The German invasion of the USSR known as Operation Barbarossa began June 22, 1941. Within a week Minsk fell to Germans forces that were greeted with bread and salt by the residents whose ancestors had welcomed conquerors many times before. Operation Barbarossa marked a new policy towards the Jews—‘systematic destruction of entire Jewish communities.’ [1] ‘..no town, no village, no hamlet was spared the search for Jews to be driven out of their houses, stripped, driven with guns and whips to the pits and shot.’ [2]
As the German armies moved eastward they were followed by designated SS detachments known as Einsatzgruppen (task forces). “The Einsatzgruppen were special mobile formations charged with carrying out liquidations of communist officials, partisans, saboteurs, and Jews on the eastern front.”[3] They were responsible for the deaths of two million of the six million Jews killed.
Einsatzgruppen B, one of four such groups, followed the tanks of the Panzer units through Belarus.
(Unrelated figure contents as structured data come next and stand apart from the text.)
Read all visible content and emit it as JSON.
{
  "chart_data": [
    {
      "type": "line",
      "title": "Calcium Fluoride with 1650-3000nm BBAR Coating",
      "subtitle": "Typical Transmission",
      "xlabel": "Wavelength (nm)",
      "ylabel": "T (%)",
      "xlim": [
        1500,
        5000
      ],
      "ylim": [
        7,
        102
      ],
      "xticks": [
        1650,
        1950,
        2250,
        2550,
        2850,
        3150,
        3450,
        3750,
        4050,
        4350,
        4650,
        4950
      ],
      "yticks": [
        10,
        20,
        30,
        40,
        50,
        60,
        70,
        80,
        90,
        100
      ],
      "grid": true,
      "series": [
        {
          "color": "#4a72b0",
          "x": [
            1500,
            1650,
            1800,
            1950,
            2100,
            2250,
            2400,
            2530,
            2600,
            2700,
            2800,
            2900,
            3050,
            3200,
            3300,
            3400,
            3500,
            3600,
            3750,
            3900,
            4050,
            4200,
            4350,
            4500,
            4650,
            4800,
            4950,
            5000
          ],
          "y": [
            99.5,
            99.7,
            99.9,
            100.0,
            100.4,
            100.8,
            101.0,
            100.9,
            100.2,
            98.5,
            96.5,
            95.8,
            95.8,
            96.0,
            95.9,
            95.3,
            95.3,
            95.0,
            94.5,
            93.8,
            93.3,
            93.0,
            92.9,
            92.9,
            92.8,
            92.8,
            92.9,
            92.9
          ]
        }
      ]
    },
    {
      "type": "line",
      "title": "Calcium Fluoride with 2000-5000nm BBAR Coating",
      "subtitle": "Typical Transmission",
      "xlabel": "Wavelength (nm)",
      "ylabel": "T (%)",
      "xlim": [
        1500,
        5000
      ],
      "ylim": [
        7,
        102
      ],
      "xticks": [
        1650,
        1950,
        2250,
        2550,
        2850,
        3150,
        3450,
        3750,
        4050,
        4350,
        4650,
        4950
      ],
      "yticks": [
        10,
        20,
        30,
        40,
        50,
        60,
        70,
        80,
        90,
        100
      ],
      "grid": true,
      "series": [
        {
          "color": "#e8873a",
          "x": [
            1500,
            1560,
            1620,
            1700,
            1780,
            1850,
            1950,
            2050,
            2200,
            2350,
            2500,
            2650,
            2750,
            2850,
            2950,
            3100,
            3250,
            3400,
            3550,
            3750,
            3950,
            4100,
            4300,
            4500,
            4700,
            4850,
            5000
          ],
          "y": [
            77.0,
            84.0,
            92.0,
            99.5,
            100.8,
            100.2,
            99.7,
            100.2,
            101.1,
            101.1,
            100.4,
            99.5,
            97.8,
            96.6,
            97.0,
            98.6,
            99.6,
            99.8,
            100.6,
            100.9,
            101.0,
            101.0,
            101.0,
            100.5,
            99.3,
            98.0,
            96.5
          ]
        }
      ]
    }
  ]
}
The Einsatzgruppen would then split up into smaller mobile killing squads known as Einsatzkommardos who had developed standard killing routines. Their job was to methodically exterminate Jews. They were very good at their work.
"Jews were rounded up, shot on the spot, and dumped into common graves. Extermination squads spread over the country, inciting the native masses to initiate pogroms and ‘spontaneous massacres.' Jews were forced to assemble their brethren. They were then herded into trucks and freight cars, taken outside the town to some ravine or ditch, stripped of valuables and even clothing, and then-men, women, and children-shot. The countryside became one immense graveyard, the ground drenched with the blood of innumerable anonymous corpses.[4]
The killing was continuous, non-stop. This 1941 action became known as "the first sweep," and sweep it did.
"The geographic distribution of Soviet Jewry determined to a large extent the basic strategy of the mobile killing units. To reach as many cities as fast as possible, the Einsatzgruppen moved closely on the heels of the advancing armies, trapping the large Jewish population centers before the victims had a chance to discover their fate."
"With every day of the German advance into Russia, tens of thousands of Jews found themselves trapped behind the German lines. So rapid was the advance that no one could outrun it."[5]
"As the Einsatzkimmando units advanced, several hundred Jewish communities, mostly those in villages and small towns, were destroyed completely."[6]
Telechan was just one of those places.